É uma homenagem à rádio e aos programas de mistério que, nos anos 40, pululavam nas emissoras de todo o mundo, e acima de tudo, é um filme muito, mas muito engraçado. Parecia que eu tinha ficado com um parafuso a menos, porque estava a rir-me constantemente dos detalhes mais ridículos. Tem um ritmo alucinante e bem construído, e os vários gags de Abbott & Costello sucedem-se sem parar – inclui até uma meta-referência a “Who’s On First”! É daqueles filmes que merece ser visto uma segunda vez, mas sem legendas a acompanhar, só para se poder ficar atento a todos os movimentos e pequenos subentendidos que se perdem com a presença dessas pequenas letras.

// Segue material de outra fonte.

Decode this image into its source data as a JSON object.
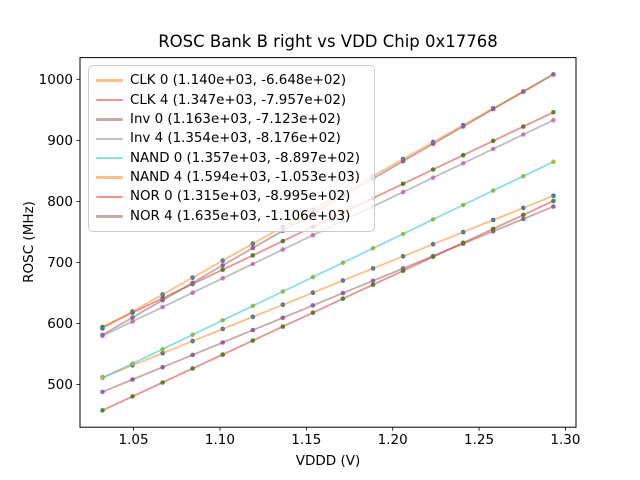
{
  "chart_data": {
    "type": "scatter",
    "title": "ROSC Bank B right vs VDD Chip 0x17768",
    "xlabel": "VDDD (V)",
    "ylabel": "ROSC (MHz)",
    "xlim": [
      1.019,
      1.3061
    ],
    "ylim": [
      430.1,
      1035.6
    ],
    "grid": false,
    "legend_position": "upper left",
    "legend_format": "name (fit slope, fit intercept)",
    "xticks": {
      "values": [
        1.05,
        1.1,
        1.15,
        1.2,
        1.25,
        1.3
      ],
      "labels": [
        "1.05",
        "1.10",
        "1.15",
        "1.20",
        "1.25",
        "1.30"
      ]
    },
    "yticks": {
      "values": [
        500,
        600,
        700,
        800,
        900,
        1000
      ],
      "labels": [
        "500",
        "600",
        "700",
        "800",
        "900",
        "1000"
      ]
    },
    "x": [
      1.032,
      1.0494,
      1.0668,
      1.0842,
      1.1016,
      1.119,
      1.1364,
      1.1538,
      1.1712,
      1.1886,
      1.206,
      1.2234,
      1.2408,
      1.2582,
      1.2756,
      1.293
    ],
    "series": [
      {
        "name": "CLK 0",
        "label": "CLK 0 (1.140e+03, -6.648e+02)",
        "slope": 1140.0,
        "intercept": -664.8,
        "line_color": "#ff7f0e",
        "marker_color": "#1f77b4",
        "y": [
          511.7,
          531.5,
          551.4,
          571.2,
          591.0,
          610.9,
          630.7,
          650.5,
          670.4,
          690.2,
          710.0,
          729.9,
          749.7,
          769.5,
          789.4,
          809.2
        ]
      },
      {
        "name": "CLK 4",
        "label": "CLK 4 (1.347e+03, -7.957e+02)",
        "slope": 1347.0,
        "intercept": -795.7,
        "line_color": "#d62728",
        "marker_color": "#2ca02c",
        "y": [
          594.4,
          617.8,
          641.3,
          664.7,
          688.2,
          711.6,
          735.0,
          758.5,
          781.9,
          805.3,
          828.8,
          852.2,
          875.7,
          899.1,
          922.5,
          946.0
        ]
      },
      {
        "name": "Inv 0",
        "label": "Inv 0 (1.163e+03, -7.123e+02)",
        "slope": 1163.0,
        "intercept": -712.3,
        "line_color": "#8c564b",
        "marker_color": "#9467bd",
        "y": [
          487.9,
          508.2,
          528.4,
          548.6,
          568.9,
          589.1,
          609.3,
          629.6,
          649.8,
          670.0,
          690.3,
          710.5,
          730.8,
          751.0,
          771.2,
          791.5
        ]
      },
      {
        "name": "Inv 4",
        "label": "Inv 4 (1.354e+03, -8.176e+02)",
        "slope": 1354.0,
        "intercept": -817.6,
        "line_color": "#7f7f7f",
        "marker_color": "#e377c2",
        "y": [
          579.7,
          603.3,
          626.8,
          650.4,
          674.0,
          697.5,
          721.1,
          744.6,
          768.2,
          791.8,
          815.3,
          838.9,
          862.4,
          886.0,
          909.6,
          933.1
        ]
      },
      {
        "name": "NAND 0",
        "label": "NAND 0 (1.357e+03, -8.897e+02)",
        "slope": 1357.0,
        "intercept": -889.7,
        "line_color": "#17becf",
        "marker_color": "#bcbd22",
        "y": [
          510.7,
          534.3,
          557.9,
          581.6,
          605.2,
          628.8,
          652.4,
          676.0,
          699.6,
          723.2,
          746.8,
          770.5,
          794.1,
          817.7,
          841.3,
          864.9
        ]
      },
      {
        "name": "NAND 4",
        "label": "NAND 4 (1.594e+03, -1.053e+03)",
        "slope": 1594.0,
        "intercept": -1053.0,
        "line_color": "#ff7f0e",
        "marker_color": "#1f77b4",
        "y": [
          592.0,
          619.7,
          647.5,
          675.2,
          703.0,
          730.7,
          758.4,
          786.2,
          813.9,
          841.6,
          869.4,
          897.1,
          924.8,
          952.6,
          980.3,
          1008.0
        ]
      },
      {
        "name": "NOR 0",
        "label": "NOR 0 (1.315e+03, -8.995e+02)",
        "slope": 1315.0,
        "intercept": -899.5,
        "line_color": "#d62728",
        "marker_color": "#2ca02c",
        "y": [
          457.6,
          480.5,
          503.3,
          526.2,
          549.1,
          572.0,
          594.9,
          617.7,
          640.6,
          663.5,
          686.4,
          709.3,
          732.2,
          755.0,
          777.9,
          800.8
        ]
      },
      {
        "name": "NOR 4",
        "label": "NOR 4 (1.635e+03, -1.106e+03)",
        "slope": 1635.0,
        "intercept": -1106.0,
        "line_color": "#8c564b",
        "marker_color": "#9467bd",
        "y": [
          581.3,
          609.8,
          638.2,
          666.7,
          695.1,
          723.6,
          752.0,
          780.5,
          808.9,
          837.4,
          865.8,
          894.3,
          922.7,
          951.2,
          979.6,
          1008.1
        ]
      }
    ],
    "style": {
      "line_alpha": 0.5,
      "line_width": 1.8,
      "marker_radius": 2.3,
      "axes_color": "#000000",
      "background": "#ffffff",
      "legend_edge_color": "#cbcbcb"
    }
  }
}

Esta tem sido, assim, uma viagem de boas descobertas com uma grande surpresa, que foi este “Who Done It?”. Mas sempre me diverti e encontrei alguma coisa especial nos dez filmes que entretanto fui vendo. E torna-se injusto fazer uma avaliação de toda a obra de dois dos comediantes mais influentes do século XX nos EUA através de uma mera dezena de filmes, sendo que alguns dos que são considerados os melhores são os que ainda não consegui deitar as mãos (como por exemplo “The Time Of Their Lives”, que mistura fantasia e ficção científica e, segundo alguns críticos, é uma das investidas mais arrojadas da dupla), mas estas linhas servem mais para vos sugerir que, no final de um dia cansativo e com alguns percalços ou desilusões profissionais/pessoais pelo meio, sabe bem chegar a casa e desfrutar da companhia agradável de Abbott & Costello.